It was nominally established to replace the until then independent Republic of Estonia on 21 July 1940, a month after the 16–17 June 1940 Soviet military invasion and occupation of the country during World War II. After the installation of a Stalinist government which, backed by the occupying Soviet Red Army, declared Estonia a Soviet constituency, the Estonian SSR was subsequently incorporated into the Soviet Union as a union republic on 6 August 1940. Estonia was occupied by Nazi Germany in 1941, and administered as a part of Reichskommissariat Ostland until it was reconquered by the USSR in 1944.

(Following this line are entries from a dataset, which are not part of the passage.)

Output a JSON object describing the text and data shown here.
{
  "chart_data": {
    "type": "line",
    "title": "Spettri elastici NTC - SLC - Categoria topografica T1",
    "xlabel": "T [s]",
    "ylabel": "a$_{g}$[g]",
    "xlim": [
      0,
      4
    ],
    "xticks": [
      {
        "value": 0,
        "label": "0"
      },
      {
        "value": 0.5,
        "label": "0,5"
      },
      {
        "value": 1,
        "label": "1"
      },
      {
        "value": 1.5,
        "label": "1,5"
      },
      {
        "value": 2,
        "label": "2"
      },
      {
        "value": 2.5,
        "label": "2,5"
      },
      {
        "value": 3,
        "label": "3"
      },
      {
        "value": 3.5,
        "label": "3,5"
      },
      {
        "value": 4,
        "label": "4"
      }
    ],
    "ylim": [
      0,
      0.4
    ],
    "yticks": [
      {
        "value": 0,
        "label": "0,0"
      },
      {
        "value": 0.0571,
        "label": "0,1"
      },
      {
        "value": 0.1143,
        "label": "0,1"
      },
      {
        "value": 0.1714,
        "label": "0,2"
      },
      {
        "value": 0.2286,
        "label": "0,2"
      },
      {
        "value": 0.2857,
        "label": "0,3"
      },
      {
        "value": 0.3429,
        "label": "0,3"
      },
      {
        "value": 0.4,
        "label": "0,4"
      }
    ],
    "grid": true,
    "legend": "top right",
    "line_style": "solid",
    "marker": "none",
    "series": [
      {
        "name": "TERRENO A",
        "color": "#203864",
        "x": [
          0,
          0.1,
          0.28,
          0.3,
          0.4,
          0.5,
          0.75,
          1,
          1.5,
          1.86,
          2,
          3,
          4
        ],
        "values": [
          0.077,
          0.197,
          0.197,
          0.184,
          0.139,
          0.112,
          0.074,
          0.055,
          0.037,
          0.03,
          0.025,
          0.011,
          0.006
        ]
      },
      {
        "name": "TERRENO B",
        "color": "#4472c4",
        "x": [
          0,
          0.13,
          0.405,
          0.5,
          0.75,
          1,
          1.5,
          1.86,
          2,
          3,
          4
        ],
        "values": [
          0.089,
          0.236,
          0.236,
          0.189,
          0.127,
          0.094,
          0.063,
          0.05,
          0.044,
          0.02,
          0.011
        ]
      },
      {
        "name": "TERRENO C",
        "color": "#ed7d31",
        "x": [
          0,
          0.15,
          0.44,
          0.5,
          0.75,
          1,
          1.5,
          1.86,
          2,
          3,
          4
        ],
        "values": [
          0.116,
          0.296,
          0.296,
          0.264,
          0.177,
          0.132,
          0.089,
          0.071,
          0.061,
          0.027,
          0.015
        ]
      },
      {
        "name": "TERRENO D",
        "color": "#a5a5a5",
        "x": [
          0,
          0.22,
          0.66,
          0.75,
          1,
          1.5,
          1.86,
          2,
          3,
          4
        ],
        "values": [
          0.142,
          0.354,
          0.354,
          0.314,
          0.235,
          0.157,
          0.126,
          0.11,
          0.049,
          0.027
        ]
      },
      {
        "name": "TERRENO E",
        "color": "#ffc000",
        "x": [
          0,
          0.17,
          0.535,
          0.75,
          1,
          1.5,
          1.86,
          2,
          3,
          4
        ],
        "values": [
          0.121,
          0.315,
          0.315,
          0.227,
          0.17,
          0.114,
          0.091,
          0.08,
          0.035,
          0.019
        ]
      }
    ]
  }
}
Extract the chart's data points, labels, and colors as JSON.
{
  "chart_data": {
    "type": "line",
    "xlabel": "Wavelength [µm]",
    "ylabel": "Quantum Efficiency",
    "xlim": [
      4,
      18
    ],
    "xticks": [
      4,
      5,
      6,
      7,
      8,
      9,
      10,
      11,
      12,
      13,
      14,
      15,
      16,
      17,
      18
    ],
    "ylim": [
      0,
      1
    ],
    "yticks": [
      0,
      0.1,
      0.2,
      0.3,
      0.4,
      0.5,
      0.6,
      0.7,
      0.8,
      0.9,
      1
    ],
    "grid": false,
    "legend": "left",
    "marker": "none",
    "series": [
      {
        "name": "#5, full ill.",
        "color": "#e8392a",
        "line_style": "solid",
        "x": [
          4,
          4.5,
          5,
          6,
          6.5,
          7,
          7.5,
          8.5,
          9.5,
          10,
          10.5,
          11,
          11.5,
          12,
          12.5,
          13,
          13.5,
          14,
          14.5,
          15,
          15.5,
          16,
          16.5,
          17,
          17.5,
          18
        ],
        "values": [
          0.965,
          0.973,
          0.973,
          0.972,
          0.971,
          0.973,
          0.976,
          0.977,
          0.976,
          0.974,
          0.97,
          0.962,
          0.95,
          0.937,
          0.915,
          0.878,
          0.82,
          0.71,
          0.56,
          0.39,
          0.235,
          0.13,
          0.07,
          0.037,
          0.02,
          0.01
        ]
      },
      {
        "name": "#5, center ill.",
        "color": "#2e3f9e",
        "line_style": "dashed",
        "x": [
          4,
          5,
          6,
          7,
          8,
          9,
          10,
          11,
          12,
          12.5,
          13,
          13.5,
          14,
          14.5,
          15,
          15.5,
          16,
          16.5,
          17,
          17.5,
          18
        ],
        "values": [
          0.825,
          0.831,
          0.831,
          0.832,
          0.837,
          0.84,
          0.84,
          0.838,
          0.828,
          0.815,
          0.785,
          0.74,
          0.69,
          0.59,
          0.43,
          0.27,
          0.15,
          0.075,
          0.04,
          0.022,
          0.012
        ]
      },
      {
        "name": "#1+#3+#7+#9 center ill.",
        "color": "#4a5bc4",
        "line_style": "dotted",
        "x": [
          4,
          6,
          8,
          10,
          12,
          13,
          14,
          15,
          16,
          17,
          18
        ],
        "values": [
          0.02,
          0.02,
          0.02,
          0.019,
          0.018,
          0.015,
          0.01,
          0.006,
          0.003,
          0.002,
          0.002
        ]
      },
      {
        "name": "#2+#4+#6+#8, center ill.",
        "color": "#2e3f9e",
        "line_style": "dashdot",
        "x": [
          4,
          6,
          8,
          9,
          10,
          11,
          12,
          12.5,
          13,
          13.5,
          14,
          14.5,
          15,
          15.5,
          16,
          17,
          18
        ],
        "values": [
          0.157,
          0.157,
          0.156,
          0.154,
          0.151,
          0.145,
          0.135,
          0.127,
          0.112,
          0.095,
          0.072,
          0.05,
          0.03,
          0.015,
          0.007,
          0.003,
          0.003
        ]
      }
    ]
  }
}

Most of the world's countries did not recognise the incorporation of Estonia into the Soviet Union de jure and only recognised its Soviet administration de facto or not at all. A number of countries continued to recognise Estonian diplomats and consuls who still functioned in the name of their former government. This policy of non-recognition gave rise to the principle of legal continuity, which held that de jure, Estonia remained an independent state under occupation throughout the period 1940–1991.
On 16 November 1988, Estonia became the first of the then Soviet-controlled countries to declare state sovereignty from the central government in Moscow. On 30 March 1990, the newly elected parliament declared that the Republic of Estonia had been illegally occupied since 1940, and formally announced a transitional period for the restoration of the country's full independence. Subsequently, on 8 May 1990, the Supreme Soviet ended the use of the Soviet symbols as state symbols together with the name Estonian Soviet Socialist Republic and adopted Republic of Estonia as the official name of the state. The parliament of Estonia declared the re-establishment of full independence on 20 August 1991. The Soviet Union formally recognised the independence of Estonia on 6 September 1991.